D’une certaine manière, le Parti de gauche, pourtant fort critique vis-à-vis du PS, participe de cette mascarade. On y tonne contre Mme Merkel, on y affirme qu’il faut résister à l’Allemagne, mais l’analyse de la position de Berlin relève davantage du fantasme que de la réalité. On a déjà eu l’occasion, dans ce carnet, de critiquer les outrances de Jean-Luc Mélenchon sur ce point, et de souligner à quel point elles traduisaient une profonde incohérence d’analyse et de programme [2]. C’est cette incohérence qui l’oblige justement à hausser le ton, comme y seront tout aussi contraints les responsables de la gauche du PS s’ils veulent se faire entendre.
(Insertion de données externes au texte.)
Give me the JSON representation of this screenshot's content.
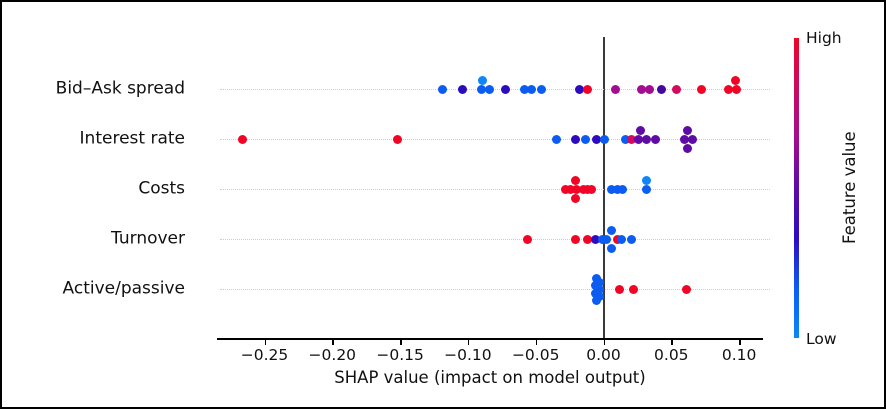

 Une autre forme de dévaluation compétitive

Ces prétendus débats n’ont d’autre fonction que d’occulter celui que l’on doit mener sur la réalité de la politique des gouvernements allemands depuis plus de dix ans. Il faut en effet, pour comprendre les enjeux réels de ce débat, revenir sur l’histoire (relativement) récente. De 2000 à 2003, le gouvernement dirigé par le SPD a mis en place l’équivalent d’une dévaluation interne de 10 % en transférant sur les salariés une part des charges des entreprises. Le déficit commercial s’est alors transformé en un excédent massif car les coûts des entreprises ont diminué, tout comme la demande intérieure. En conséquence, l’Allemagne a développé un excédent commercial important au détriment des principaux pays de la zone euro. Cette politique a précipité la crise de la monnaie unique, bien plus que les malversations budgétaires de la Grèce car elle a créé un déséquilibre brutal et profond au sein de la zone. Elle appelle cependant deux remarques.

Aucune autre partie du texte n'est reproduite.